2. Sonuç alma toplantıları. Bu toplantılar, yukarıda bahsettiğimiz adımlar geçilip sonuca ulaşmak için gerekli bilgi bilgi vb. Altyapısı ortaya çıktıktan sonra yapılan toplantılardır. Buraya gelince artık her şey ciddiyetle yürür. Amaç en doğru ve çabuk şekilde sonuca ulaşmaktır.
Keith Richards ve Mel Brooks örnekleri ile gidersek, şarkılar veya senaryo yazılırken var olan serbest ortam, kayıt veya çekim sırasında tam ‘profesyonelliğe’ dönüşür. Hedef albümü veya filmi tamamlamaktır. Tartışma biter, herkes üzerine düşeni en hızlı şekilde sonuçlandırmaya çalışır.

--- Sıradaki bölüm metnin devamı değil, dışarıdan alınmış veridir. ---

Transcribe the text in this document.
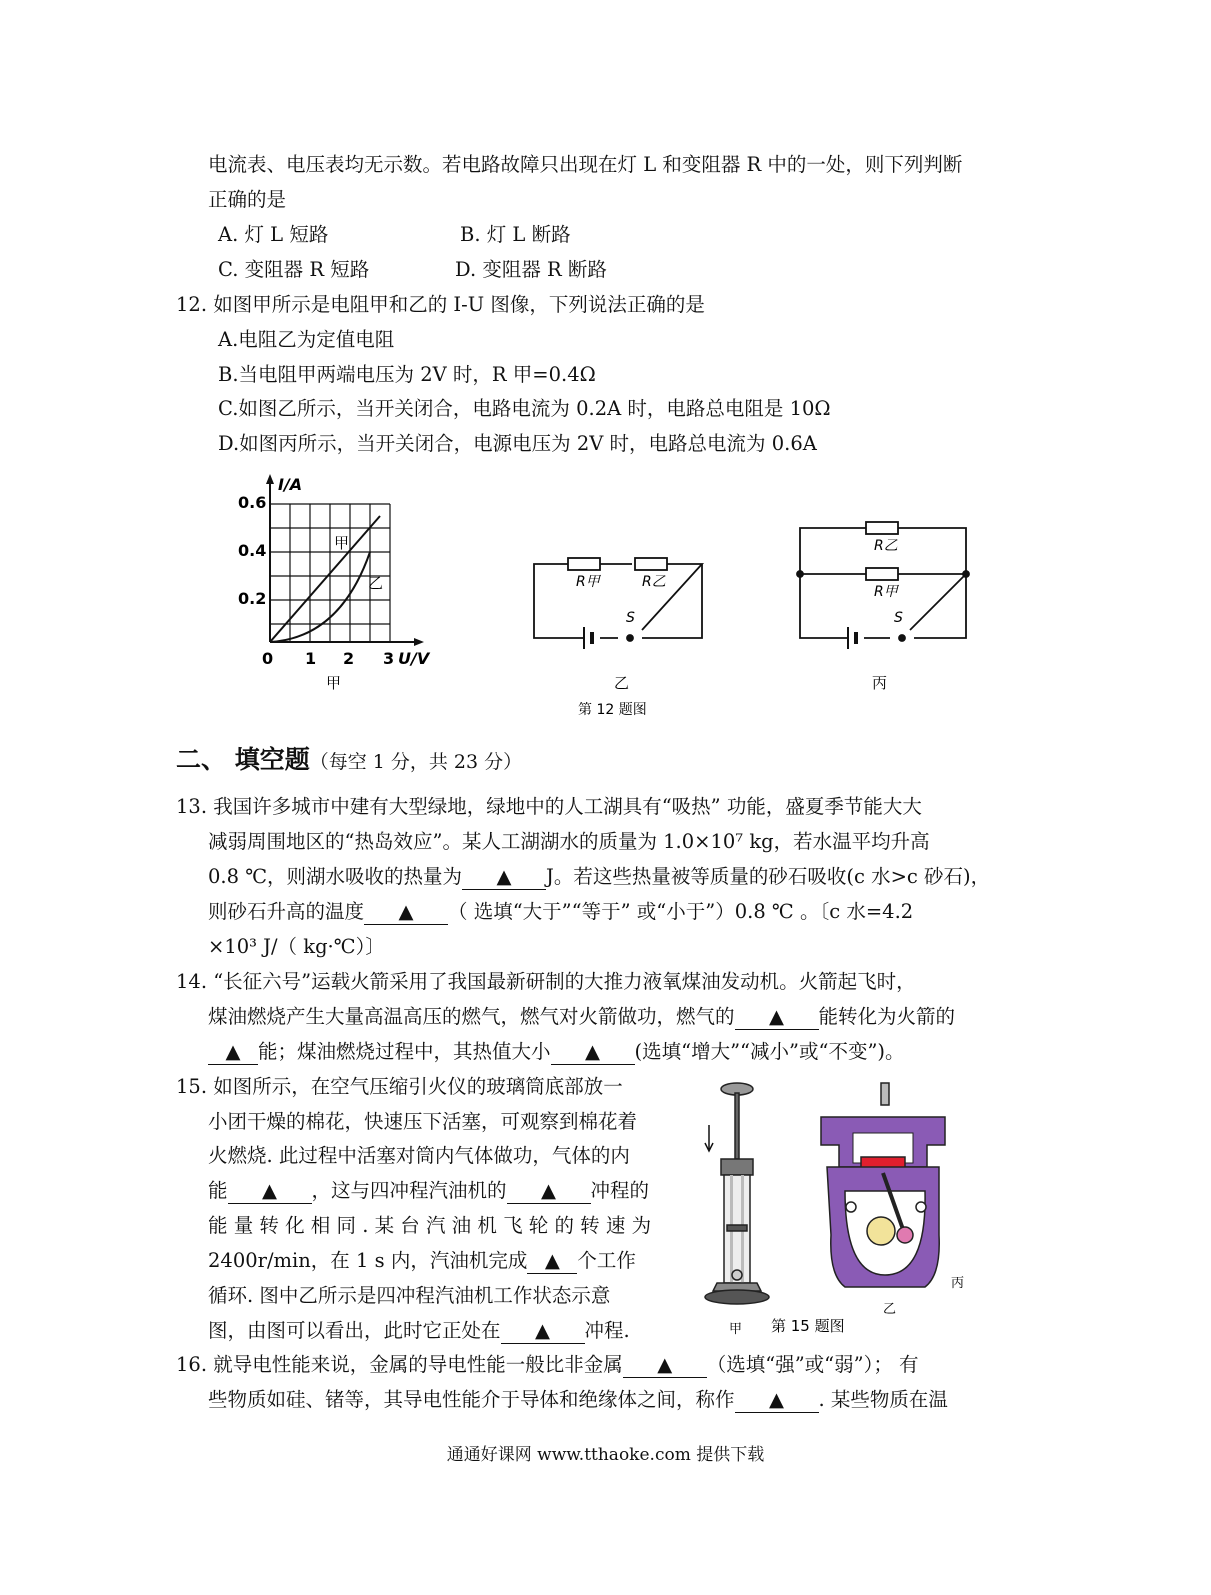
电流表、电压表均无示数。若电路故障只出现在灯 L 和变阻器 R 中的一处，则下列判断
正确的是
A. 灯 L 短路	B. 灯 L 断路
C. 变阻器 R 短路	D. 变阻器 R 断路
12. 如图甲所示是电阻甲和乙的 I-U 图像，下列说法正确的是
A.电阻乙为定值电阻
B.当电阻甲两端电压为 2V 时，R 甲=0.4Ω
C.如图乙所示，当开关闭合，电路电流为 0.2A 时，电路总电阻是 10Ω
D.如图丙所示，当开关闭合，电源电压为 2V 时，电路总电流为 0.6A
I/A
0.6
0.4
0.2
0 1 2 3 U/V
甲
乙
甲
R甲	R乙
S
乙
R乙
R甲
S
丙
第 12 题图
二、 填空题（每空 1 分，共 23 分）
13. 我国许多城市中建有大型绿地，绿地中的人工湖具有“吸热” 功能，盛夏季节能大大
减弱周围地区的“热岛效应”。某人工湖湖水的质量为 1.0×10⁷ kg，若水温平均升高
0.8 ℃，则湖水吸收的热量为 ▲ J。若这些热量被等质量的砂石吸收(c 水>c 砂石)，
则砂石升高的温度 ▲ （ 选填“大于”“等于” 或“小于”）0.8 ℃ 。〔c 水=4.2
×10³ J/（ kg·℃）〕
14. “长征六号”运载火箭采用了我国最新研制的大推力液氧煤油发动机。火箭起飞时，
煤油燃烧产生大量高温高压的燃气，燃气对火箭做功，燃气的 ▲ 能转化为火箭的
▲ 能；煤油燃烧过程中，其热值大小 ▲ (选填“增大”“减小”或“不变”)。
15. 如图所示，在空气压缩引火仪的玻璃筒底部放一
小团干燥的棉花，快速压下活塞，可观察到棉花着
火燃烧. 此过程中活塞对筒内气体做功，气体的内
能 ▲ ，这与四冲程汽油机的 ▲ 冲程的
能 量 转 化 相 同 . 某 台 汽 油 机 飞 轮 的 转 速 为
2400r/min，在 1 s 内，汽油机完成 ▲ 个工作
循环. 图中乙所示是四冲程汽油机工作状态示意
图，由图可以看出，此时它正处在 ▲ 冲程.	甲
乙
丙
第 15 题图
16. 就导电性能来说，金属的导电性能一般比非金属 ▲ （选填“强”或“弱”）； 有
些物质如硅、锗等，其导电性能介于导体和绝缘体之间，称作 ▲ . 某些物质在温
通通好课网 www.tthaoke.com 提供下载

Çünkü prodüksiyon pahalı bir iştir.

Pasted Graphic 3


3. Aslında 2,5. Tam yaratıcılık. Hakikaten orijinal bir fikir üretmeye çalışıyorsanız süre iyice kısalır. Büyük usta
Jon Lord’dan alıntı yapsak: “emprovize bir solo için 2 deneme yaparsınız. Olmadıysa o defteri o gün için kapatır, ertesi gün denersiniz. Yoksa 3. Denemeden itibaren önceki denemelerinizi işlemeye başlarsınız, o da doğaçlama olmaz.’ Yani orijinal fikir üretemezsiniz.

Pasted Graphic 4

Son olarak, toplantı diyince aklınıza sadece bir odaya toplanmış, masada oturan kadın ve erkekler gelmesin. Sizin toplantılarınız genelde öyle geçiyor olabilir ama sizin dışınızda da bir dünya ve insanlar var.

Son olarak, toplantı gereksizdir diyenlerin bu sonuca nasıl vardığını merak ediyorum.
Robinson Crusoe değilseniz birileri ile birlikte iş yapmak zorundasınız. Fikir alışverişi yapmadan nasıl çalışacaksınız? Yalnız başınayken en verimli sonuçlarını alan bir garip olarak bunun cevabını cidden merak ediyorum.